O primeiro registro de um cartão de São Valentim data de cerca de 1806. Quase um bilhão de cartões são enviados a cada ano, por volta do dia 14 de fevereiro, e 85% desses cartões são adquiridos por mulheres. Essa tradição ocupa o segundo lugar em número de cartões enviados, ficando atrás apenas dos cartões de Natal.
A história do Dia de São Valentim é um tanto obscura e cheia de versões. São Valentim serviu no século III, em Roma, numa época em que o imperador Cláudio II decidiu que homens solteiros eram melhores soldados e, por isso, proibiu os soldados de se casarem. Uma das versões conta que Valentim continuou realizando casamentos de jovens soldados apaixonados, o que levou Cláudio a prisar o santo. Durante seu cativeiro, ele teria se apaixonado pela filha do carcereiro, enviando-lhe uma mensagem de carinho assinada como “Com amor, seu Valentim”. Outra versão da história diz que ele desafiou Cláudio II ajudando os cristãos a escaparem da tortura imposta pelos romanos.

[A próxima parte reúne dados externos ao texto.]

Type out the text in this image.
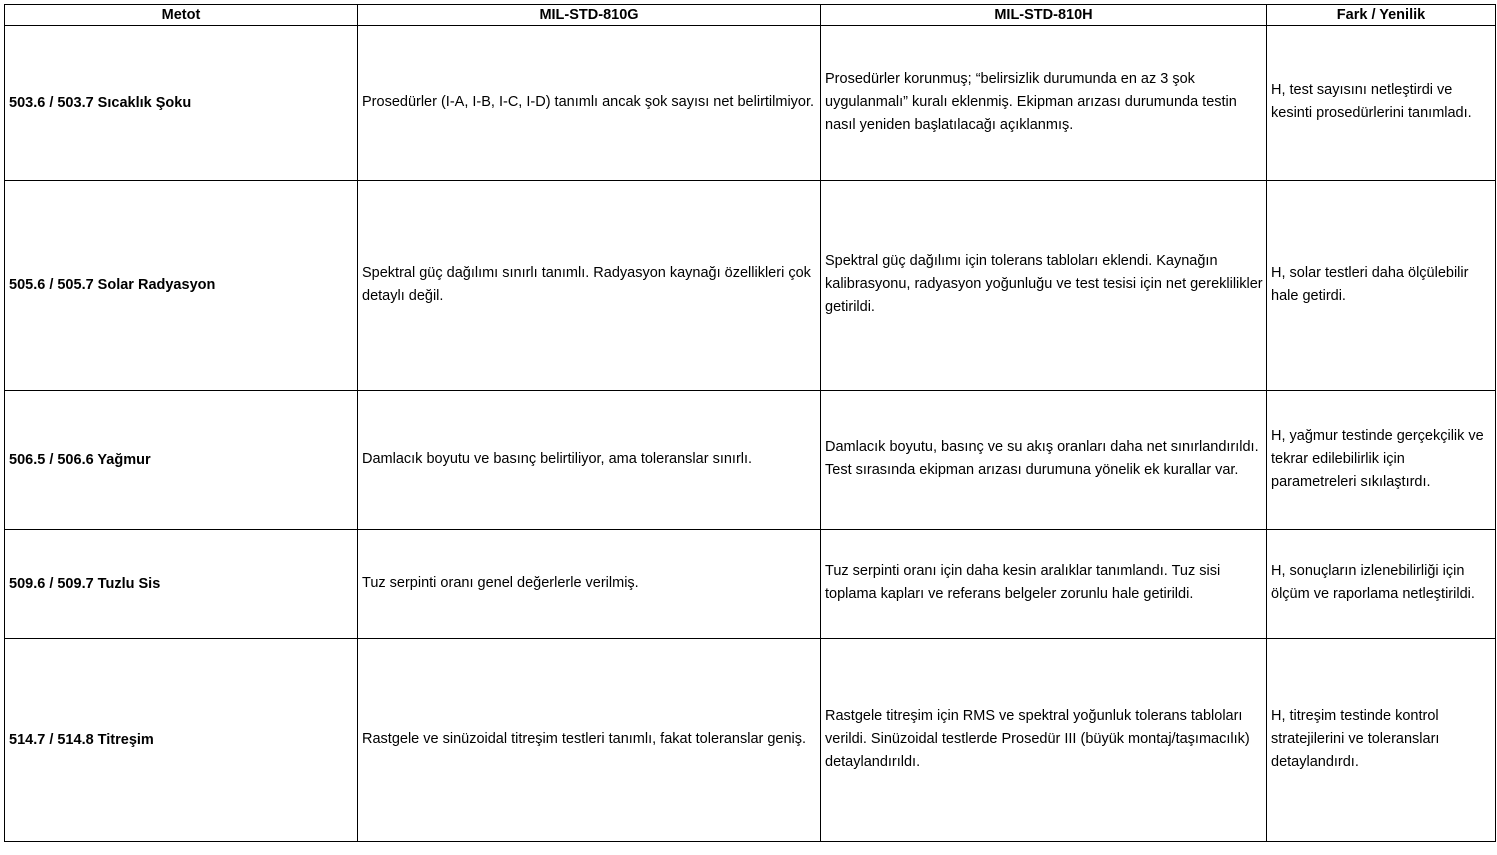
Metot	MIL-STD-810G	MIL-STD-810H	Fark / Yenilik
503.6 / 503.7 Sıcaklık Şoku	Prosedürler (I-A, I-B, I-C, I-D) tanımlı ancak şok sayısı net belirtilmiyor.	Prosedürler korunmuş; “belirsizlik durumunda en az 3 şok uygulanmalı” kuralı eklenmiş. Ekipman arızası durumunda testin nasıl yeniden başlatılacağı açıklanmış.	H, test sayısını netleştirdi ve kesinti prosedürlerini tanımladı.

505.6 / 505.7 Solar Radyasyon	Spektral güç dağılımı sınırlı tanımlı. Radyasyon kaynağı özellikleri çok detaylı değil.	Spektral güç dağılımı için tolerans tabloları eklendi. Kaynağın kalibrasyonu, radyasyon yoğunluğu ve test tesisi için net gereklilikler getirildi.	H, solar testleri daha ölçülebilir hale getirdi.

506.5 / 506.6 Yağmur	Damlacık boyutu ve basınç belirtiliyor, ama toleranslar sınırlı.	Damlacık boyutu, basınç ve su akış oranları daha net sınırlandırıldı. Test sırasında ekipman arızası durumuna yönelik ek kurallar var.	H, yağmur testinde gerçekçilik ve tekrar edilebilirlik için parametreleri sıkılaştırdı.

509.6 / 509.7 Tuzlu Sis	Tuz serpinti oranı genel değerlerle verilmiş.	Tuz serpinti oranı için daha kesin aralıklar tanımlandı. Tuz sisi toplama kapları ve referans belgeler zorunlu hale getirildi.	H, sonuçların izlenebilirliği için ölçüm ve raporlama netleştirildi.

514.7 / 514.8 Titreşim	Rastgele ve sinüzoidal titreşim testleri tanımlı, fakat toleranslar geniş.	Rastgele titreşim için RMS ve spektral yoğunluk tolerans tabloları verildi. Sinüzoidal testlerde Prosedür III (büyük montaj/taşımacılık) detaylandırıldı.	H, titreşim testinde kontrol stratejilerini ve toleransları detaylandırdı.
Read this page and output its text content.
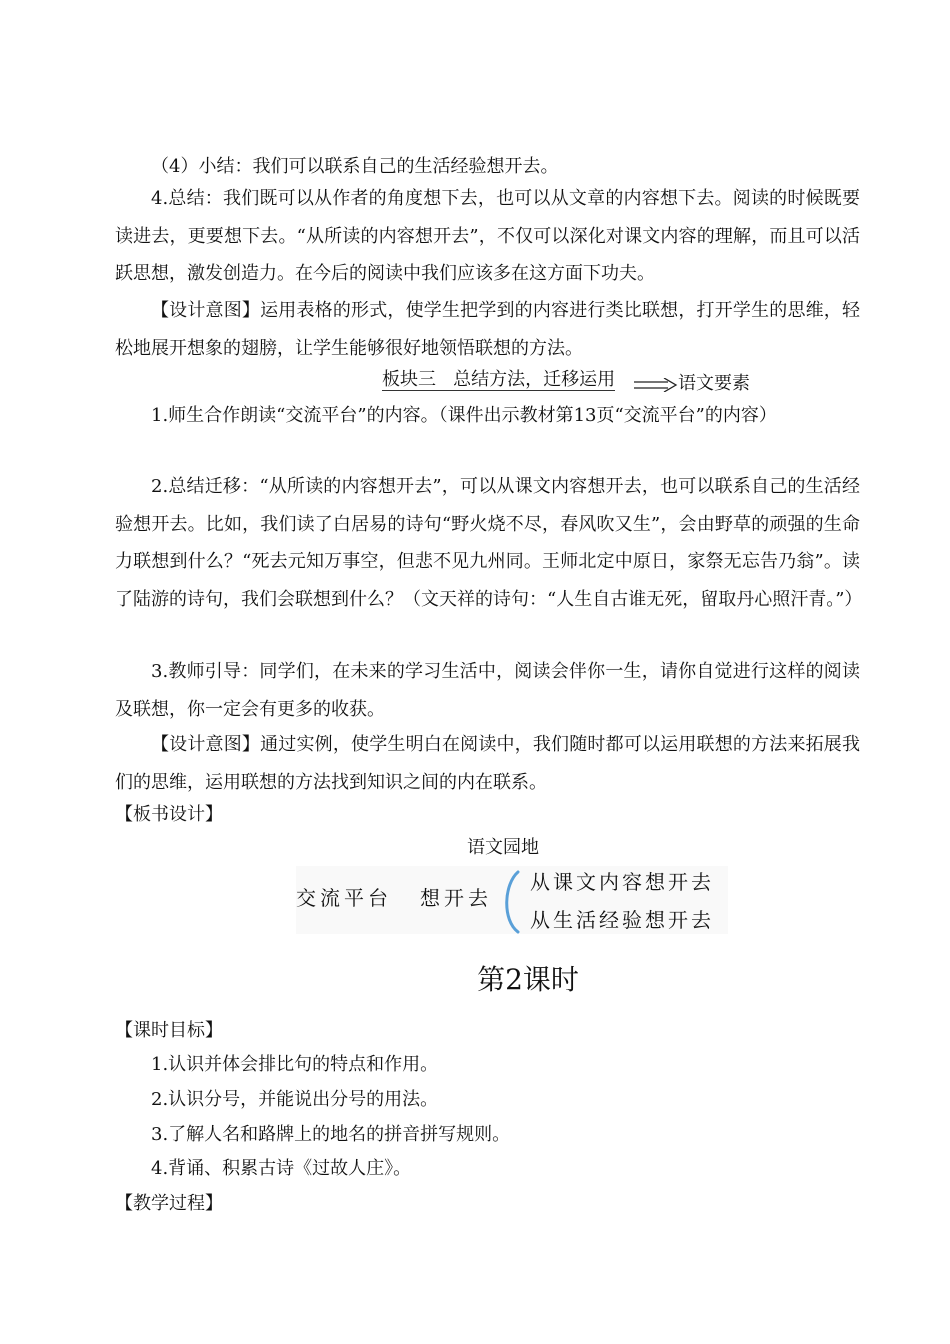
（4）小结：我们可以联系自己的生活经验想开去。

4.总结：我们既可以从作者的角度想下去，也可以从文章的内容想下去。阅读的时候既要读进去，更要想下去。“从所读的内容想开去”，不仅可以深化对课文内容的理解，而且可以活跃思想，激发创造力。在今后的阅读中我们应该多在这方面下功夫。

【设计意图】运用表格的形式，使学生把学到的内容进行类比联想，打开学生的思维，轻松地展开想象的翅膀，让学生能够很好地领悟联想的方法。

板块三 总结方法，迁移运用	语文要素

1.师生合作朗读“交流平台”的内容。（课件出示教材第13页“交流平台”的内容）

2.总结迁移：“从所读的内容想开去”，可以从课文内容想开去，也可以联系自己的生活经验想开去。比如，我们读了白居易的诗句“野火烧不尽，春风吹又生”，会由野草的顽强的生命力联想到什么？“死去元知万事空，但悲不见九州同。王师北定中原日，家祭无忘告乃翁”。读了陆游的诗句，我们会联想到什么？（文天祥的诗句：“人生自古谁无死，留取丹心照汗青。”）

3.教师引导：同学们，在未来的学习生活中，阅读会伴你一生，请你自觉进行这样的阅读及联想，你一定会有更多的收获。

【设计意图】通过实例，使学生明白在阅读中，我们随时都可以运用联想的方法来拓展我们的思维，运用联想的方法找到知识之间的内在联系。

【板书设计】

语文园地
交流平台 想开去
从课文内容想开去
从生活经验想开去
第2课时

【课时目标】

1.认识并体会排比句的特点和作用。

2.认识分号，并能说出分号的用法。

3.了解人名和路牌上的地名的拼音拼写规则。

4.背诵、积累古诗《过故人庄》。

【教学过程】
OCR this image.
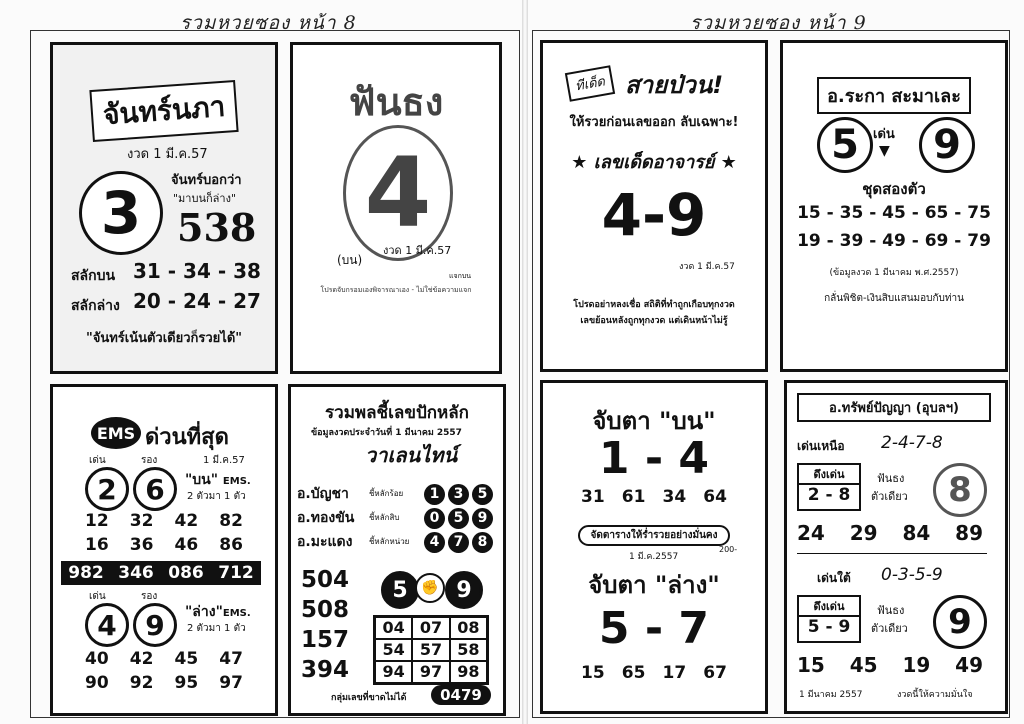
รวมหวยซอง หน้า 8	รวมหวยซอง หน้า 9
จันทร์นภา
งวด 1 มี.ค.57
3	จันทร์บอกว่า
"มาบนก็ล่าง"
538
สลักบน 31 - 34 - 38
สลักล่าง 20 - 24 - 27
"จันทร์เน้นตัวเดียวก็รวยได้"
ฟันธง
4
(บน)
งวด 1 มี.ค.57
แจกบน
โปรดจับกรอมเองพิจารณาเอง - ไม่ใช่ข้อความแจก
ทีเด็ด สายป่วน!
ให้รวยก่อนเลขออก ลับเฉพาะ!
★ เลขเด็ดอาจารย์ ★
4-9
งวด 1 มี.ค.57
โปรดอย่าหลงเชื่อ สถิติที่ทำถูกเกือบทุกงวด
เลขย้อนหลังถูกทุกงวด แต่เดินหน้าไม่รู้
อ.ระกา สะมาเละ
5	เด่น
▼	9
ชุดสองตัว
15 - 35 - 45 - 65 - 75
19 - 39 - 49 - 69 - 79
(ข้อมูลงวด 1 มีนาคม พ.ศ.2557)
กลั่นพิชิต-เงินสิบแสนมอบกับท่าน
EMS ด่วนที่สุด
เด่น	รอง	1 มี.ค.57
2	6	"บน" EMS.
2 ตัวมา 1 ตัว
12 32 42 82
16 36 46 86
982 346 086 712
เด่น	รอง
4	9	"ล่าง"EMS.
2 ตัวมา 1 ตัว
40 42 45 47
90 92 95 97
รวมพลชี้เลขปักหลัก
ข้อมูลงวดประจำวันที่ 1 มีนาคม 2557
วาเลนไทน์
อ.บัญชา	ชี้หลักร้อย	1 3 5
อ.ทองขัน ชี้หลักสิบ	0 5 9
อ.มะแดง ชี้หลักหน่วย	4 7 8
504
508
157
394
5 ✊ 9
04 07 08
54 57 58
94 97 98
กลุ่มเลขที่ขาดไม่ได้	0479
จับตา "บน"
1 - 4
31 61 34 64
จัดตารางให้ร่ำรวยอย่างมั่นคง
1 มี.ค.2557
200-
จับตา "ล่าง"
5 - 7
15 65 17 67
อ.ทรัพย์ปัญญา (อุบลฯ)
เด่นเหนือ 2-4-7-8
ดึงเด่น
2 - 8
ฟันธง
ตัวเดียว	8
24 29 84 89
เด่นใต้ 0-3-5-9
ดึงเด่น
5 - 9
ฟันธง
ตัวเดียว	9
15 45 19 49
1 มีนาคม 2557	งวดนี้ให้ความมั่นใจ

Valentim faleceu por volta do ano 270 d.C. Alguns defendem que a igreja escolheu celebrar essa data em meados de fevereiro para “cristianizar” a antiga festividade pagã romana conhecida como Lupercália. O primeiro cartão de São Valentim enviado nos Estados Unidos foi mandado na década de 1840 por Esther Howgald. Hoje em dia, é comum mimar um ente querido nessa data, uma vez que presentear com flores, chocolates e cartões transmite amor, carinho e amizade.
Não existe nenhum motivo bíblico que impeça os cristãos de celebrarem o Dia de São Valentim. Assim como acontece com qualquer outra festividade, a decisão de participar deve ser feita pelo indivíduo em diálogo com Deus. Enquanto alguns acreditam firmemente que a observância de qualquer feriado secular é inadequada, outros enxergam a prática como algo inofensivo. O importante é lembrar que a escolha de celebrar ou não esses dias especiais não deve ser motivo de orgulho nem de divisão entre os cristãos.